4. All the reagents (2× PBS, 40% acrylamide solution, 40% acrylamide–bisacrylamide, sodium acrylamide, ammonium persulfate, and TEMED) and tubes must be precooled before finalizing the polymerization mixture, otherwise the gel may polymerize too fast and unevenly, causing uneven expansion of the samples later on. After polymerization, a gel may have ruffled edges, and sometimes may detach from the coverslip and curl. This is not unusual, and it will not affect expansion. Flat-tip tweezers and a biopsy puncher can be used to gently unravel curled gels before punching or cutting.

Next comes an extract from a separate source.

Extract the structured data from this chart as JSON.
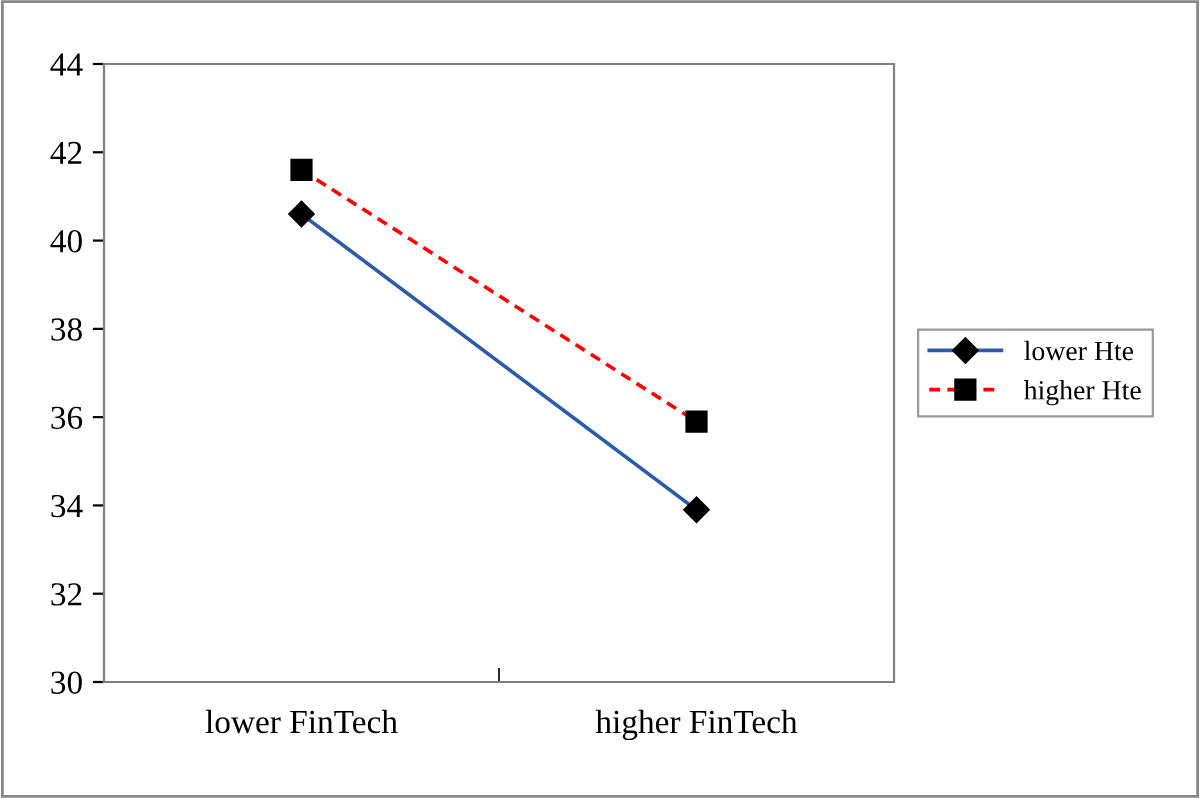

5. If cells were evenly plated across the coverslip, multiple punches/pieces can be punched/cut out of one 25-mm round coverslip (Fig. 3d). Since the distance between cells also increases during expansion, it is important to start the experiment with optimal cell confluency. Low confluency will require immunolabeling of multiple punches and require more material (such as antibodies) and labor. On the other hand, a cell confluency that is too high may result in rounding of the cells and in centrioles being positioned further from the coverslip, which is not optimal for subsequent imaging. Thus, cell density needs to be carefully optimized.

6. Transwell-Clear permeable filter can be punched/cut together with gel, since the filter usually remains attached to the gel after polymerization. Also, do not peel off the filter immediately after punching, as it might damage the gel. After boiling in SDS buffer (Subheading 3.5), the filter can easily be peeled off.

7. It is critical to remove all SDS before immunostaining. Poor washing will result in poor immunolabeling. After SDS washout, extra punches can be stored in 1× PBS at 4 °C and can be immunolabeled even a week later. However, prolonged storage will diminish the quality of immunostaining.

8. Table 1 provides primary antibodies compatible with our protocol. Please note that for each cell type or a specific batch of antibody, additional troubleshooting may be needed for optimal immunolabeling results. Duration of immunolabeling can be shortened, although it may result in a weaker signal.

9. There is no a strict protocol as to how to expand gel punches. Duration of expansion has to be determined empirically and will depend on the size of the punches, and on the volume and the frequency of exchanged dH₂O.